1943年夏、緒方が、営業部門を握って緒方とともに「編集の緒方、営業の石井」として「朝日の両翼」と呼ばれた代表取締役専務取締役石井光次郎と一緒に、「資本と経営の分離」論(緒方の部下、笠信太郎が『日本経済の再編成』(中央公論社、1939年)で提唱したもの)により緒方を社長とするよう村山に要求すると、原田、鈴木らと反撃に出て、同年12月に主筆制を停止して緒方を主筆から解任、実権のない副社長に棚上げした[2]。村山は活動拠点を大阪から東京に移して経営を陣頭指揮し、緒方が務めていた政府機関の諮問委員など対外的な役職も全て取り上げ、自ら引き受けた[3]。
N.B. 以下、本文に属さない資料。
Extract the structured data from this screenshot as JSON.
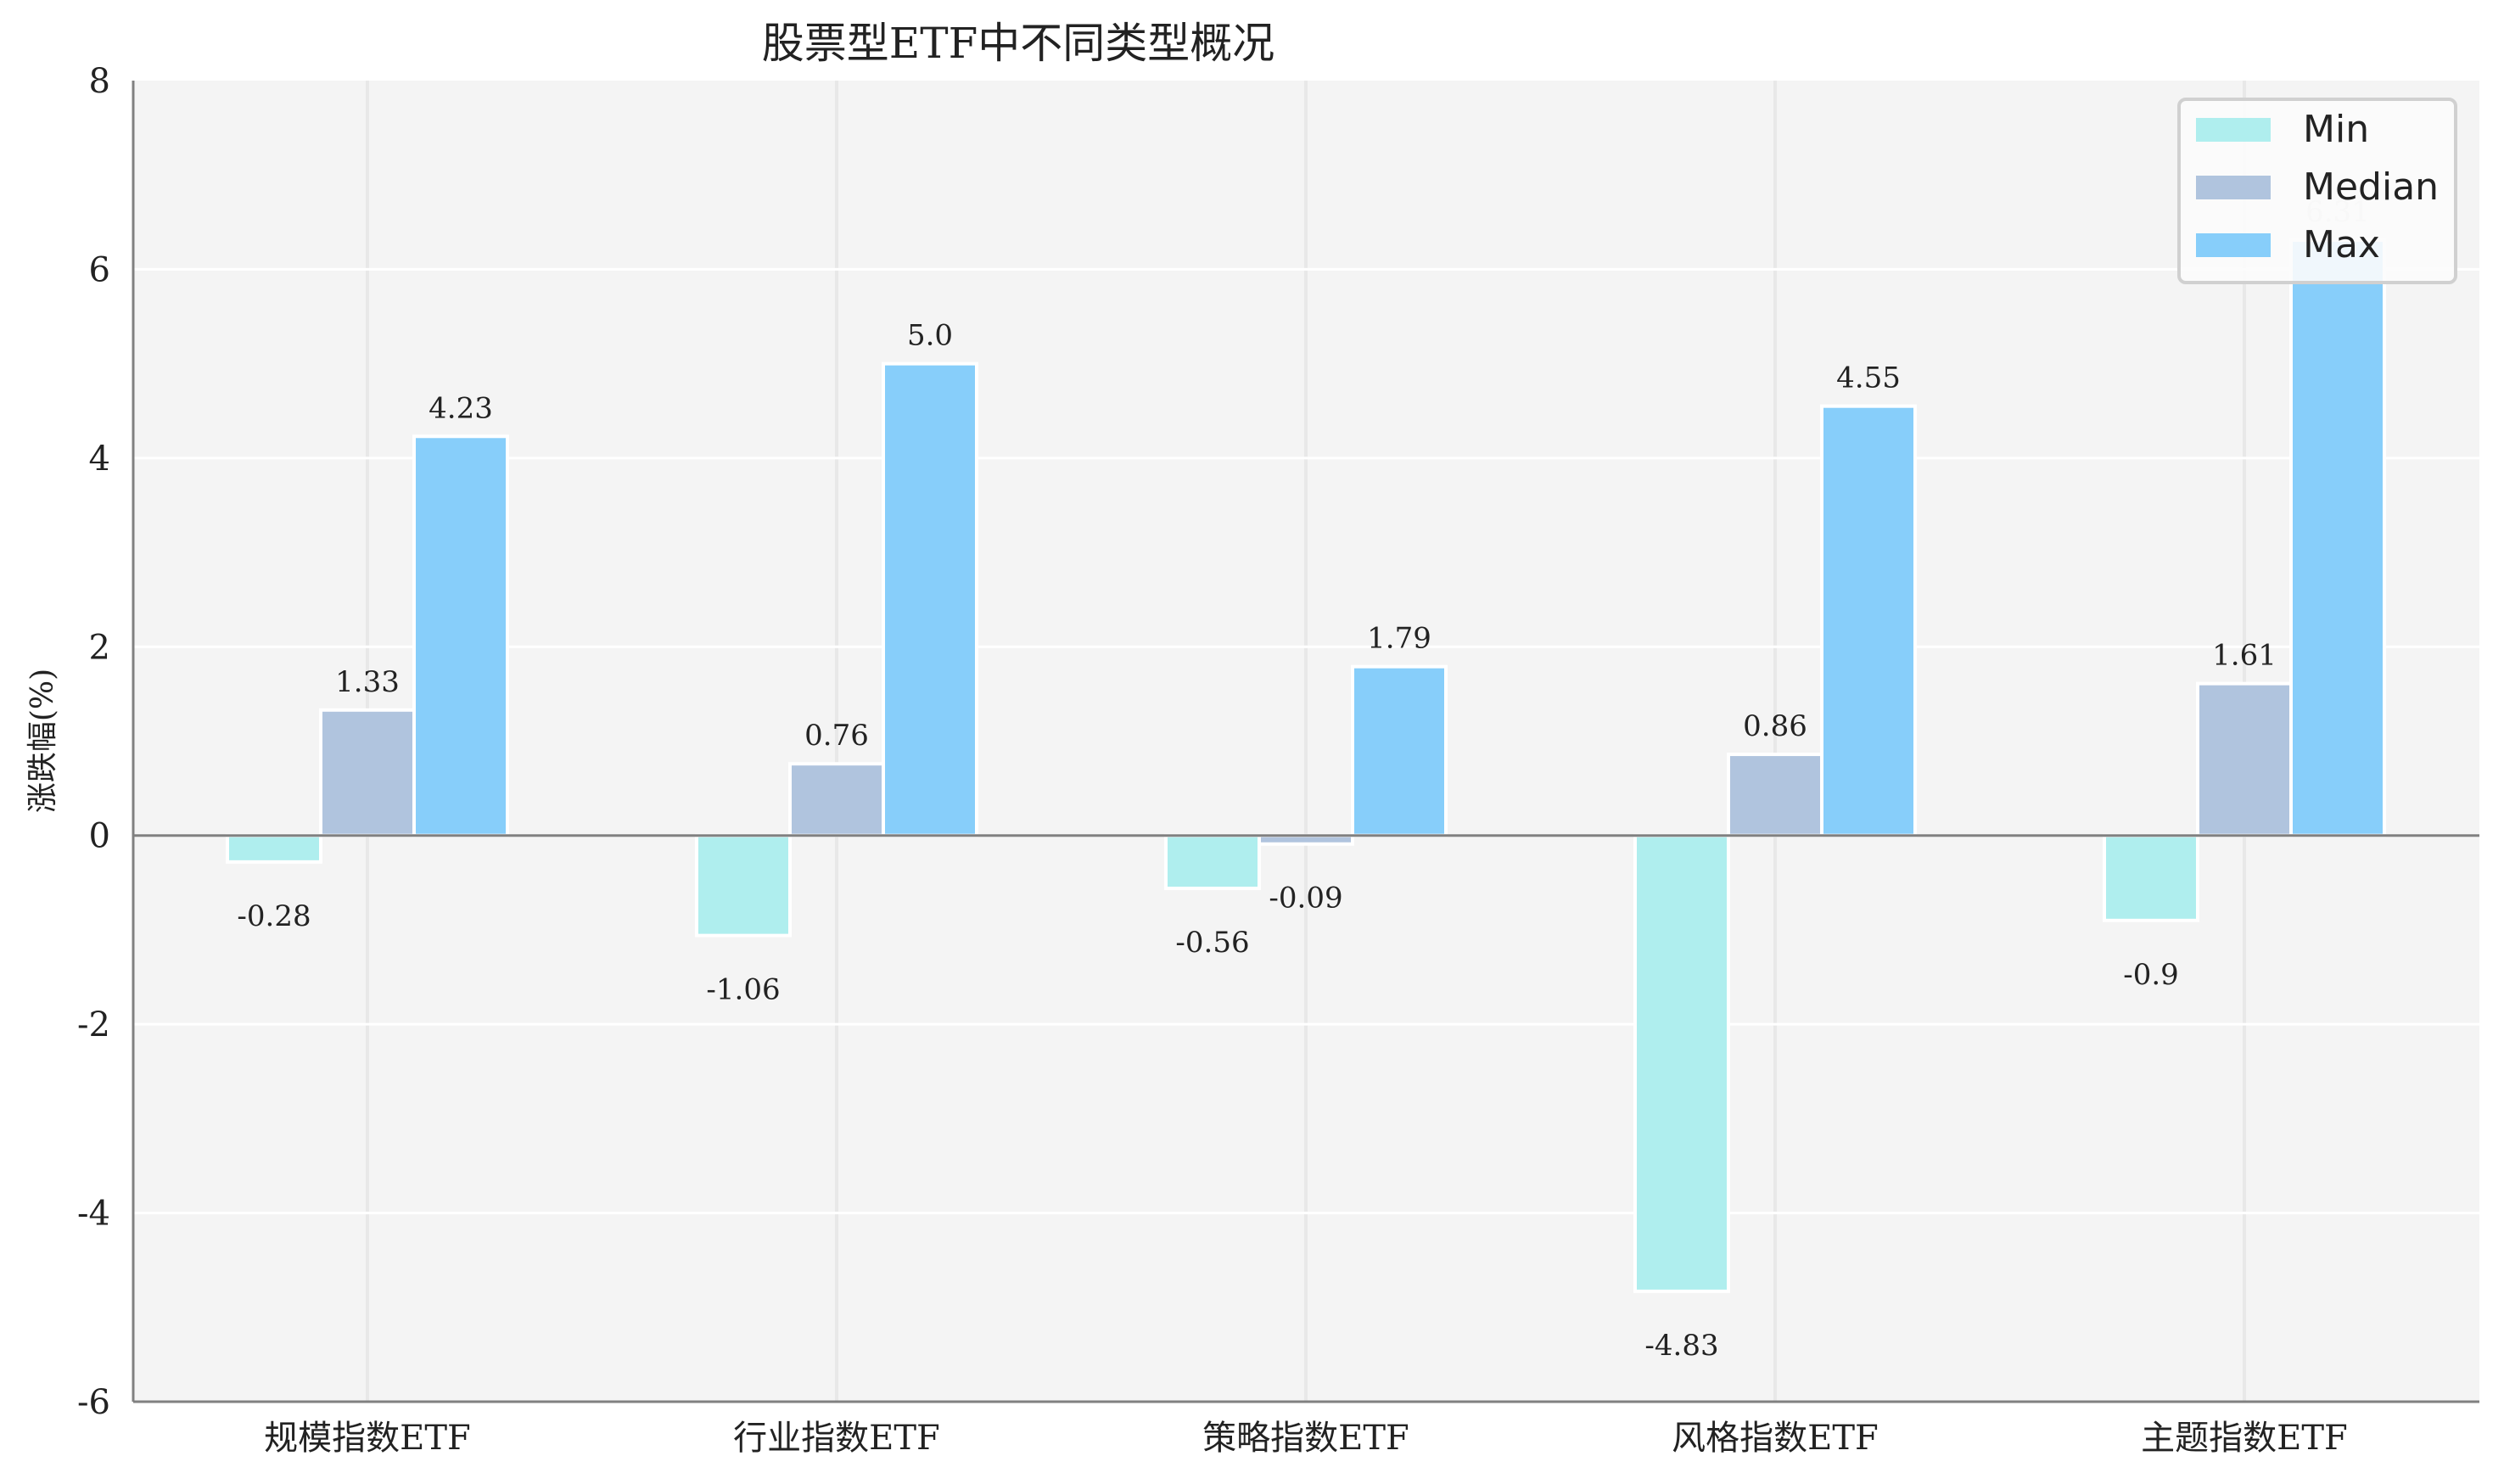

翌1944年7月、緒方は朝日新聞社を退社して小磯内閣国務大臣兼情報局総裁となり、緒方派と反緒方派の社内派閥抗争は、ひとまず長挙以下の反緒方派が勝利した。しかし敗戦で緒方派と反緒方派の社内派閥抗争が再燃し、1945年11月5日、朝日新聞の戦争責任を明らかにするため長挙以下の経営陣は退陣し、長挙は1947年11月、公職追放で社主からも追放された。替わって、まず緒方派のナンバーツーである東京非常対策本部長の野村秀雄(元東京朝日編集局長・ジャワ新聞社長)が代表取締役となって急場を凌ぎ、緒方、野村らの後押しで東京本社編集局次長から局長職を飛び越して取締役・東京本社代表兼論説委員室主幹となった長谷部忠[4]が1947年6月に会長、1949年11月に社長に就任した。
しかし追放が解除されると、長挙は1951年8月に社主に復帰。同年12月には会長となり、長谷部社長以下、追放期間中の経営陣をパージして(村山「復辟」という)、東京本社編集局長の信夫韓一郎を、編集局長のまま代表取締役とし(信夫「執権」という)、信夫、笠信太郎論説主幹、永井大三業務局長の3人によるトロイカ体制となった。1960年6月29日再び社長に就任(信夫は翌30日付で代表取締役専務取締役を辞任)。社長在任中の1963年12月24日、村山家との確執が深まっていた永井を解任して、いわゆる村山事件を引き起こした。その責任を取って1964年1月20日社長を辞任、翌1965年12月には取締役も辞任した。
東條内閣文部大臣を務めた岡部長景は長挙の長兄(長職の長男)で、侍従・京都外国語大学教授を歴任した岡部長章は長挙の末弟(長職の八男)である。長女は元朝日新聞社社主・村山美知子、次女は元朝日新聞社国際本部副部長・村山富美子。
兄・岡部長景は加藤高明(第24代・内閣総理大臣、三菱財閥の創業者・岩崎弥太郎の娘婿)の長女・悦子と結婚しており、弟・岡部長章は岩崎輝弥の長女・妙子と結婚したので、長挙の実家・岡部家は三菱の創業者一族・岩崎家と二重の姻戚関係を持っているといえる。